Proposed functions of an SRO
A recognised self-regulatory organisation will have to:
- Establish minimum benchmarks and standards for its members, and will have to “promptly” inform the RBI in case of any violation of the Payments and Settlement Systems Act or any other regulation issued by the central bank
- Have “modern surveillance” methods to enable it to monitor even the most complex systems and ensure that standards are followed for all systems
- Set up an “uniform” grievance redressal and dispute management framework across its members.
- Conduct or promote research and development for “creating a secure and safe digital payments ecosystem”
- “Investigate” any matter referred to by the RBI
- Provide information such as data, sought by the Reserve Bank periodically or as requested
- Address concerns beyond the self-interest of its membership, including consumer protection. “It shall play an important role in supplementing and complementing the present regulatory / supervisory. arrangements.”
Eligibility to be an SRO
The organisation will be set up as a not-for-profit company under the Companies Act, and the RBI will have the right to clear appointments of “important positions” in the SRO’s governing body. Apart from, that:
- Any group or association of payment system operators that want to be recognised as an SRO by the RBI will need to have a majority of members from the industry segment it seeks to represent
- The SRO will need to have clear bye-laws, specifying the criteria for admission of members and the functions it will discharge, as one of its main objects, among other things.
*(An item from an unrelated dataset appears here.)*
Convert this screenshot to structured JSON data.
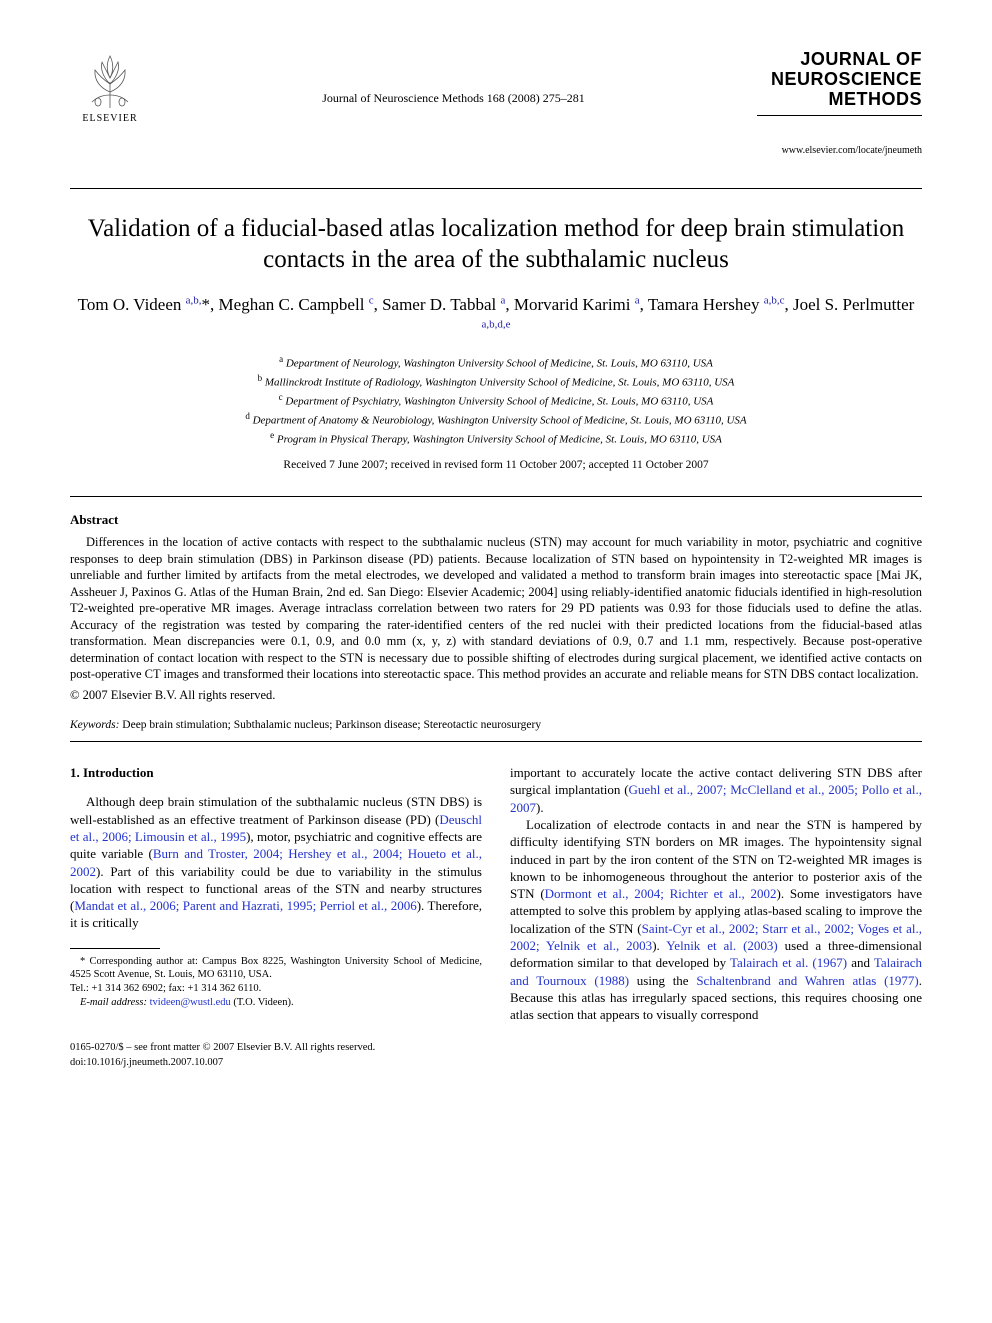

The RBI had first proposed setting up a self-regulatory body for payment system operators in February. A similar recommendation was also made by a RBI-appointed committee, headed by technocrat Nandan Nilekani, where the panel had proposed setting up a self regulatory organisation for NBFC Account Aggregators.
*Update: We had incorrectly referred to the Payments Council of India as a self regulatory body when it is in fact an industry body, as clarified by Srikanth L of Cashless Consumer. We have removed the reference to PCI. Error is regretted.